The poem begins by telling us that a king gains nothing from just sitting around by the fire with his wife and making laws for people who don't even know him.
The speaker at first seems at to be some kind of observer or impersonal figure who knows a lot about how to be a king, but in line 3 we learn that the king himself, Ulysses, is speaking.
The phrase "it little profits" is another way of saying, "it is useless" or "it isn't beneficial."
"Mete" means "to allot" or "measure out." Here it refers to the king's allotment of rewards and punishments to his subjects.
"Unequal" doesn't mean that the rewards and punishments are unjust or unfair, but rather variable.
"Match'd" doesn't refer to a tennis match or other sporting event; it means something like "paired" or "partnered with."
Ulysses' subjects are presented to us as a large group of drones who do nothing but eat and sleep.
I cannot rest from travel: I will drink Life to the lees: all times I have enjoyed Greatly, have suffered greatly, both with those That loved me, and alone; on shore, and when Through scudding drifts the rainy Hyades Vexed the dim sea:
After his moralistic opening, Ulysses tells us more about why sitting around doling out rewards and punishments bores him.
We learn that he is a restless spirit who doesn't want to take a break from roaming the ocean in search of adventure. He will not let life pass him by.

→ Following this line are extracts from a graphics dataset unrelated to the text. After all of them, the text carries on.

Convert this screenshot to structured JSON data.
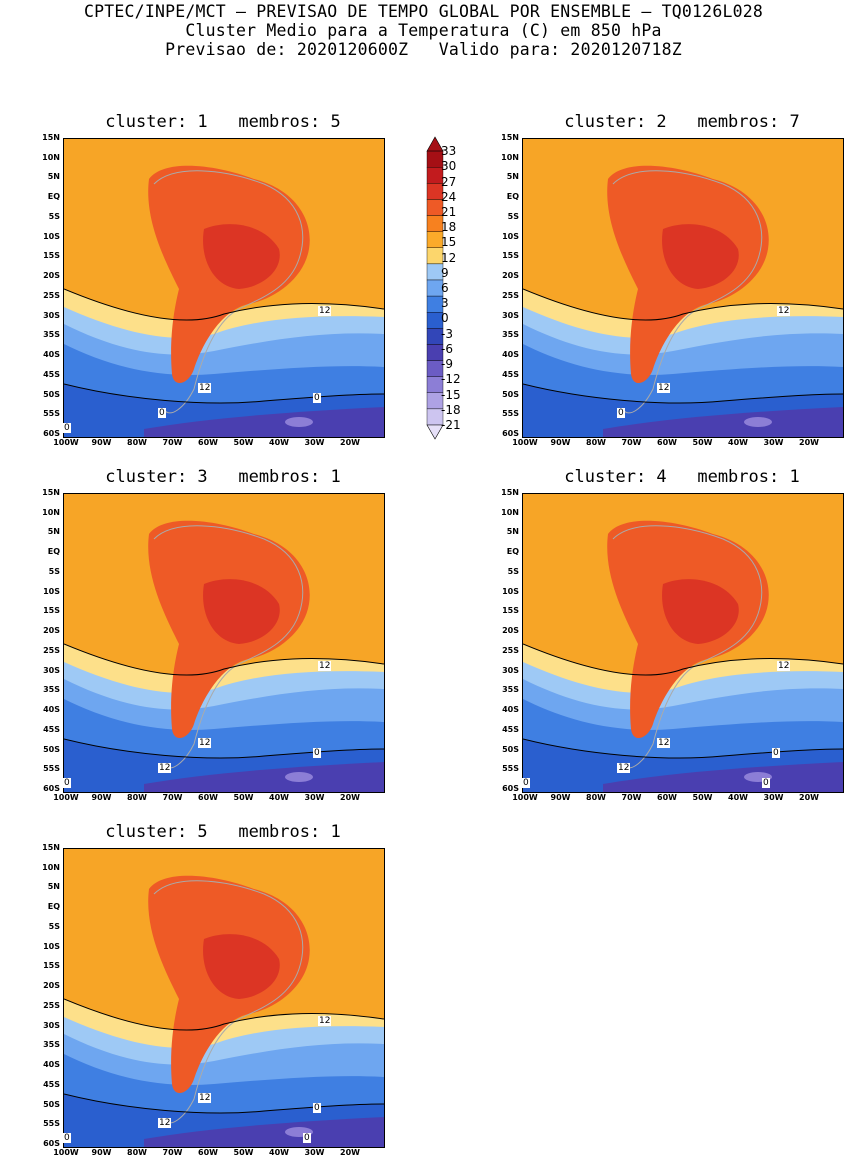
{
  "header": {
    "line1": "CPTEC/INPE/MCT – PREVISAO DE TEMPO GLOBAL POR ENSEMBLE – TQ0126L028",
    "line2": "Cluster Medio para a Temperatura (C) em 850 hPa",
    "line3": "Previsao de: 2020120600Z   Valido para: 2020120718Z"
  },
  "axes": {
    "lat_ticks": [
      "15N",
      "10N",
      "5N",
      "EQ",
      "5S",
      "10S",
      "15S",
      "20S",
      "25S",
      "30S",
      "35S",
      "40S",
      "45S",
      "50S",
      "55S",
      "60S"
    ],
    "lon_ticks": [
      "100W",
      "90W",
      "80W",
      "70W",
      "60W",
      "50W",
      "40W",
      "30W",
      "20W"
    ]
  },
  "colorbar": {
    "labels": [
      "33",
      "30",
      "27",
      "24",
      "21",
      "18",
      "15",
      "12",
      "9",
      "6",
      "3",
      "0",
      "-3",
      "-6",
      "-9",
      "-12",
      "-15",
      "-18",
      "-21"
    ],
    "colors": [
      "#a50f15",
      "#c21b1e",
      "#dc3524",
      "#ee5a26",
      "#f7811f",
      "#fbaa2a",
      "#fcd66c",
      "#9ec9f5",
      "#6ea6f0",
      "#3f7fe2",
      "#2a5fcf",
      "#3246b8",
      "#4a3fb0",
      "#6b5cc4",
      "#8c7ed6",
      "#aea2e4",
      "#cdc5f0"
    ]
  },
  "panels": [
    {
      "title": "cluster: 1   membros: 5",
      "contour_labels": [
        "12",
        "12",
        "0",
        "0",
        "0"
      ]
    },
    {
      "title": "cluster: 2   membros: 7",
      "contour_labels": [
        "12",
        "12",
        "0"
      ]
    },
    {
      "title": "cluster: 3   membros: 1",
      "contour_labels": [
        "12",
        "12",
        "12",
        "0",
        "0"
      ]
    },
    {
      "title": "cluster: 4   membros: 1",
      "contour_labels": [
        "12",
        "12",
        "12",
        "0",
        "0",
        "0"
      ]
    },
    {
      "title": "cluster: 5   membros: 1",
      "contour_labels": [
        "12",
        "12",
        "12",
        "0",
        "0",
        "0"
      ]
    }
  ]
}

The word "lees" originally referred to the sediment accumulated at the bottom of a bottle of wine; to "drink life to the lees" means to drink to the very last drop. Nowadays we might say something like "live life to the fullest."

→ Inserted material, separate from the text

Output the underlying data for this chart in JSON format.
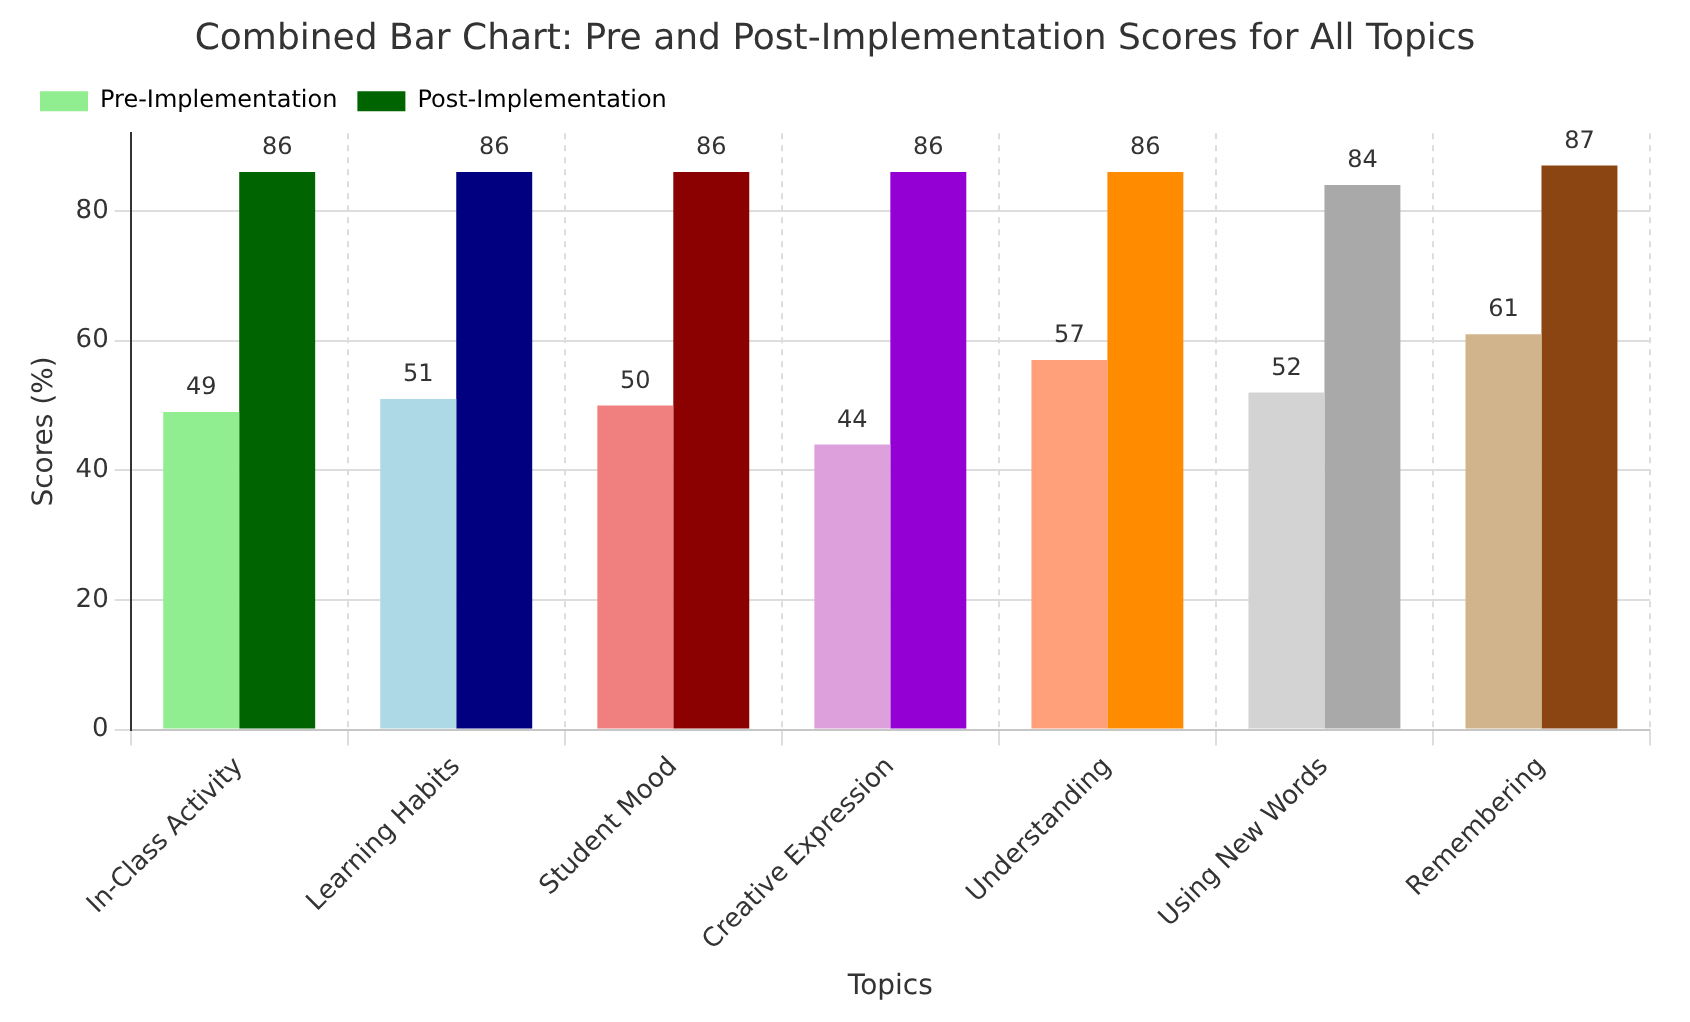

Ulysses tells us that he has had a lot of good times and a lot of bad times, sometimes with his best friends, and sometimes alone, both on dry land and while sailing through potentially destructive storms.
"Scudding drifts" are pounding showers of rain that one might encounter at sea during a storm or while crab fishing off the coast of Alaska.
The "Hyades" are a group of stars in the constellation Taurus often associated with rain; their rising in the sky generally coincides with the rainy season. Here they are presented as agitators of the ocean.